Sunday, December 19, 2021

 Monday in the Fourth Week of Advent, December 20, 2021

Luke 1:26-38


In the sixth month, the angel Gabriel was sent from God to a town of Galilee called Nazareth, to a virgin betrothed to a man named Joseph, of the house of David, and the virgin’s name was Mary. And coming to her, he said, “Hail, full of grace! The Lord is with you.” But she was greatly troubled at what was said and pondered what sort of greeting this might be. Then the angel said to her, “Do not be afraid, Mary, for you have found favor with God. Behold, you will conceive in your womb and bear a son, and you shall name him Jesus. He will be great and will be called Son of the Most High, and the Lord God will give him the throne of David his father, and he will rule over the house of Jacob forever, and of his Kingdom there will be no end.”  But Mary said to the angel, “How can this be, since I have no relations with a man?” And the angel said to her in reply, “The Holy Spirit will come upon you, and the power of the Most High will overshadow you. Therefore the child to be born will be called holy, the Son of God. And behold, Elizabeth, your relative, has also conceived a son in her old age, and this is the sixth month for her who was called barren; for nothing will be impossible for God.”  Mary said, “Behold, I am the handmaid of the Lord. May it be done to me according to your word.” Then the angel departed from her.


The following link and information will take anyone interested to the live St. Matthew’s Gospel Bible Study tonight at 8:00 PM eastern time, 7:00 PM central time.  We are looking at the Sermon on the Mount.


https://us05web.zoom.us/j/3806645258?pwd=MUNuU0ZxNFM3NnpiclZCcFF6SFhyQT09


Meeting ID: 380 664 5258

Passcode: 140026


“The angel Gabriel was sent from God to a town of Galilee called Nazareth, to a virgin.”  Gabriel and the other angels had been created by God before the creation of the world.  They possessed keen intellects capable of fully understanding at a glance, and a will that could not be changed, once formed, or broken.  They had been put to a test after their creation.  We do not know the nature of this test although some theologians have posed theories.  Perhaps it could be compared to the subsequent test of Adam and Eve in the Garden.  As a result of the test, a certain number of angels rebelled against God.  As many as a third may have rebelled (cf. Revelation 12, 4).  These were cast out of the heaven God had created for them by Gabriel and the other angels who remained loyal to God.  These loyal angels then ascended into the highest realm of heaven to gaze upon the living God face to face.  Gabriel and the others looked on when God created the earth and then human beings.  They saw the humans, endowed with far lesser intellect and will than their own, fall prey to the enticements of the evil angels, but then heard God promise a Redeemer for them.

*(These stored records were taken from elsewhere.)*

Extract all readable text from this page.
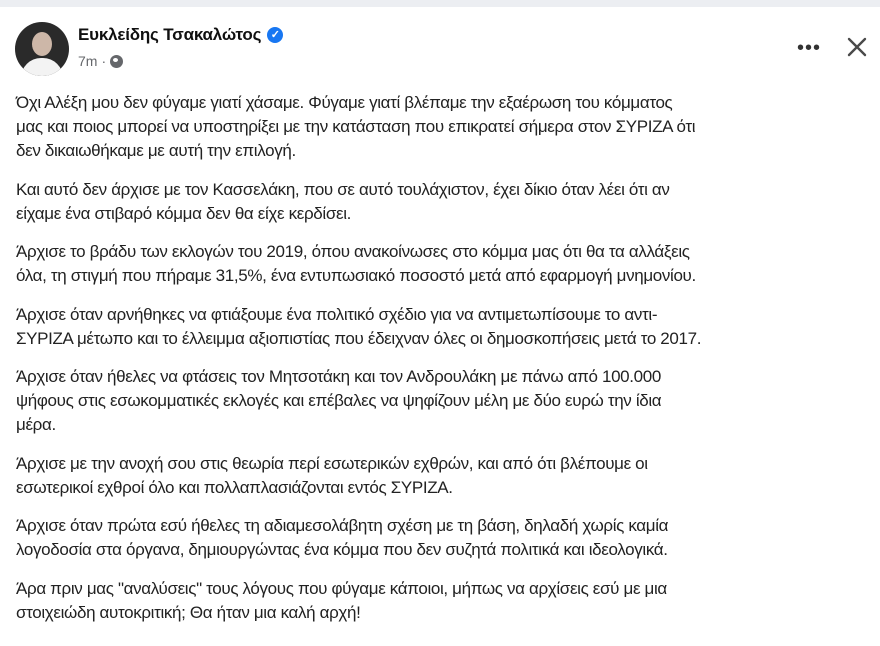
Ευκλείδης Τσακαλώτος ✓
7m ·
•••
Όχι Αλέξη μου δεν φύγαμε γιατί χάσαμε. Φύγαμε γιατί βλέπαμε την εξαέρωση του κόμματος
μας και ποιος μπορεί να υποστηρίξει με την κατάσταση που επικρατεί σήμερα στον ΣΥΡΙΖΑ ότι
δεν δικαιωθήκαμε με αυτή την επιλογή.
Και αυτό δεν άρχισε με τον Κασσελάκη, που σε αυτό τουλάχιστον, έχει δίκιο όταν λέει ότι αν
είχαμε ένα στιβαρό κόμμα δεν θα είχε κερδίσει.
Άρχισε το βράδυ των εκλογών του 2019, όπου ανακοίνωσες στο κόμμα μας ότι θα τα αλλάξεις
όλα, τη στιγμή που πήραμε 31,5%, ένα εντυπωσιακό ποσοστό μετά από εφαρμογή μνημονίου.
Άρχισε όταν αρνήθηκες να φτιάξουμε ένα πολιτικό σχέδιο για να αντιμετωπίσουμε το αντι-
ΣΥΡΙΖΑ μέτωπο και το έλλειμμα αξιοπιστίας που έδειχναν όλες οι δημοσκοπήσεις μετά το 2017.
Άρχισε όταν ήθελες να φτάσεις τον Μητσοτάκη και τον Ανδρουλάκη με πάνω από 100.000
ψήφους στις εσωκομματικές εκλογές και επέβαλες να ψηφίζουν μέλη με δύο ευρώ την ίδια
μέρα.
Άρχισε με την ανοχή σου στις θεωρία περί εσωτερικών εχθρών, και από ότι βλέπουμε οι
εσωτερικοί εχθροί όλο και πολλαπλασιάζονται εντός ΣΥΡΙΖΑ.
Άρχισε όταν πρώτα εσύ ήθελες τη αδιαμεσολάβητη σχέση με τη βάση, δηλαδή χωρίς καμία
λογοδοσία στα όργανα, δημιουργώντας ένα κόμμα που δεν συζητά πολιτικά και ιδεολογικά.
Άρα πριν μας "αναλύσεις" τους λόγους που φύγαμε κάποιοι, μήπως να αρχίσεις εσύ με μια
στοιχειώδη αυτοκριτική; Θα ήταν μια καλή αρχή!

Through the ages, Gabriel watched the human race flounder about in its self-imposed darkness.  He also performed missions for God to help its members.  He prayed for the coming of their Redeemer.  And at a certain point, God chose him to bring the news of that Redeemer’s forerunner to the human who would be his father.  When that man doubted, Gabriel struck him deaf and dumb as a sign before returning to heaven.  And then Gabriel was assigned the greatest of his missions: to announce to a Virgin that she would be the Mother of the promised Redeemer.  Mary was unlike any human he had seen before since the creation of Eve, and she was even greater than Eve, for she had never sinned.  Her purity reminded him of his own, and as a result her intellect and will were stronger than any other human’s.  She would be a fit Mother of the Redeemer God was sending.  This Redeemer would be far more than a mortal man.  He would be the Son of God, whom Gabriel had worshipped in heaven with the Father and Holy Spirit from the dawn of his existence.  This Redemption struck Gabriel with awe.  Meditating on the feelings of Gabriel at the sacred moment of his announcement, a Greek poet would later write, “Gabriel was rapt in amazement as he beheld your virginity and the splendor of your purity, O Mother of God, and he cried out to you: “By what name shall I call you? I am bewildered; I am lost! I shall greet you as I was commanded to do: ‘Hail, O Woman full of Grace!’ '’


Let us, in prayer, see the awe of the angels at the Incarnation and Birth of the Lord Jesus, and ask them to help us feel something of it.